Storage Architecture

S3/MinIO Bucket
└── bytefreezer/
    └── {account_id}/
        └── {tenant_id}/
            └── {dataset_id}/
                └── year={YYYY}/
                    └── month={MM}/
                        └── day={DD}/
                            └── hour={HH}/
                                ├── data_0001.parquet
                                ├── data_0002.parquet
                                └── data_0003.parquet

Auto-Partitioning

Data is automatically partitioned by:

  1. Account - Top-level isolation
  2. Tenant - Logical data grouping
  3. Dataset - Individual data stream
  4. Time - Year/Month/Day/Hour partitions

This enables efficient time-range queries and easy data lifecycle management.

BYOB - Bring Your Own Bucket

ByteFreezer supports using your own S3-compatible storage:

Provider Supported
AWS S3 Yes
MinIO Yes
Google Cloud Storage Yes (S3 compatibility mode)
Azure Blob Yes (S3 compatibility mode)
Backblaze B2 Yes
Wasabi Yes

Configuration

storage:
  type: s3
  bucket: my-bytefreezer-data
  region: us-east-1
  endpoint: ""  # Leave empty for AWS S3

  # For MinIO or other S3-compatible
  # endpoint: https://minio.example.com:9000

  credentials:
    access_key: ${AWS_ACCESS_KEY_ID}
    secret_key: ${AWS_SECRET_ACCESS_KEY}

Schema Evolution

ByteFreezer handles changing data schemas gracefully:

Adding Fields

New fields are automatically added to the schema:

// Day 1
{"timestamp": "...", "user": "alice", "action": "login"}

// Day 2 - new field appears
{"timestamp": "...", "user": "bob", "action": "login", "mfa": true}

The Parquet files seamlessly accommodate the new mfa field.

Missing Fields

Queries handle missing fields gracefully:

SELECT user, action, mfa
FROM events
WHERE date = '2024-01-15'
-- mfa will be NULL for events before the field was added

Data Lifecycle

Retention Policies

Configure retention per dataset:

datasets:
  - id: security-logs
    retention_days: 365  # Keep for 1 year

  - id: debug-logs
    retention_days: 7    # Keep for 1 week

  - id: audit-logs
    retention_days: 2555 # Keep for 7 years

Tiered Storage

For long-term retention, use S3 lifecycle policies:

Age Storage Class Cost
0-30 days Standard $$$
30-90 days Infrequent Access $$
90+ days Glacier $

Compression

Parquet files use efficient compression:

Codec Compression Ratio Query Speed
Snappy Good Fast
Zstd Better Moderate
Gzip Best Slower

Default: Snappy for balance of compression and speed.

Cost Comparison

Storage costs compared to traditional SIEM:

Solution 1TB/day for 90 days Annual Cost
Traditional SIEM ~$100K+ ~$1.2M+
ByteFreezer + S3 ~$2K ~$24K

Estimates based on public pricing.

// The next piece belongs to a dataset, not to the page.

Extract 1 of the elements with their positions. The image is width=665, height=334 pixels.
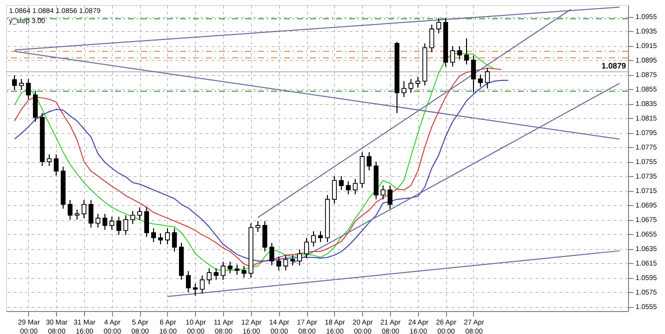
ref-line-label: 1.0879	[602, 62, 627, 71]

Your costs may vary.

Best Practices

Optimize Partitioning

  1. Use appropriate granularity - Hourly for high-volume, daily for low-volume
  2. Query with partition filters - Always include time ranges

Manage File Sizes

  1. Target 128MB-1GB files - Optimal for S3 and query engines
  2. Packer handles this - Automatic file sizing and compaction

Secure Your Bucket

  1. Enable encryption - Server-side encryption (SSE-S3 or SSE-KMS)
  2. Restrict access - IAM policies for ByteFreezer only
  3. Enable versioning - Protect against accidental deletion
  4. Enable access logging - Audit bucket access

Air-Gapped / FedRAMP

For high-security environments:

  • On-premises MinIO - No cloud dependency
  • Network isolation - No internet required
  • Your encryption keys - Full control over data
  • BYOA - Bring Your Own AI model for queries

See Control Deployment for air-gapped setup.